ASAYİŞ - 09 Ekim 2020 Cuma 15:05

Gemi kaptanını öldüren sanık hakim karşısında

A
A
A
Gemi kaptanını öldüren sanık hakim karşısında

Hint Okyanusu’nda ‘İnce Karadeniz’ isimli gemide kaptanı öldürdüğü, 8 kişiyi yaraladığı gerekçesiyle ağırlaştırılmış müebbet ve 140 yıldan 175 yıla kadar hapsi istenen sanık Ergin Aktaş hakim karşısına çıktı. Duruşmada gemi kaptanının kardeşi sanığa, “Cehennem ateşinde yanacaksın” diyerek tepki gösterdi.

Hint Okyanusu’nda Aralık 2019 tarihinde ‘İnce Karadeniz’ isimli gemi Endonezya’nın Semerang limanından yük aldıktan sonra okyanusa açılmış, gemi kaptanı Bora Ekşi öncesinde tartışma yaşadığı makine yağcısı Ergin Aktaş tarafından uğradığı bıçaklı saldırı sonucu hayatını kaybetmişti. Yaşanan olayın ardından mürettebat tarafından etkisiz hale getirilen sanık Aktaş, Sri Lanka’da güvenlik güçlerine teslim edilmişti.

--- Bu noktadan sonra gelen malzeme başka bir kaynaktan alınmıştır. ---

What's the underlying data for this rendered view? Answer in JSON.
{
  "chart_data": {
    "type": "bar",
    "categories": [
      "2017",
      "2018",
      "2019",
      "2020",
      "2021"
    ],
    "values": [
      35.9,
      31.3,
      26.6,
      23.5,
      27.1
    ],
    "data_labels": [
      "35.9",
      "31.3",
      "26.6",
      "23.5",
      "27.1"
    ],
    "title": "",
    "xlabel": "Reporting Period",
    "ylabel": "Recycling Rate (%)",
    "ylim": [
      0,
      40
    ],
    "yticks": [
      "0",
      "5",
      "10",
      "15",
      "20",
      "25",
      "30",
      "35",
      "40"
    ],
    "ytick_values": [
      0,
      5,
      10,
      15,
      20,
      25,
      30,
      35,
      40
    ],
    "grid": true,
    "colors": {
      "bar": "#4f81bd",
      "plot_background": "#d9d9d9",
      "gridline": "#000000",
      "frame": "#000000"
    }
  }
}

Sri Lanka’daki işlemlerinin tamamlanmasının ardından İstanbul’a getirilen sanık tutuklanmıştı. İstanbul Cumhuriyet Başsavcılığınca, 1 kişiyi öldürdüğü, 8 kişiyi yaraladığı gerekçesiyle ‘kasten öldürme’, ‘kasten öldürmeye teşebbüs’ ve ‘tehdit’ suçlarından ağırlaştırılmış müebbet ve 140 yıldan 175 yıla kadar hapis istemiyle hakkında dava açılan sanık hakim karşısına çıktı. İstanbul 1. Ağır Ceza Mahkemesindeki duruşmaya tutuklu sanık Ergin Aktaş SEGBİS yolu ile bağlanırken, öldürülen gemi kaptanının babası Vahdettin Ekşi, kardeşi İrem Mutlu Ekşi’nin aralarında bulunduğu müştekiler ve tarafların avukatları katıldı.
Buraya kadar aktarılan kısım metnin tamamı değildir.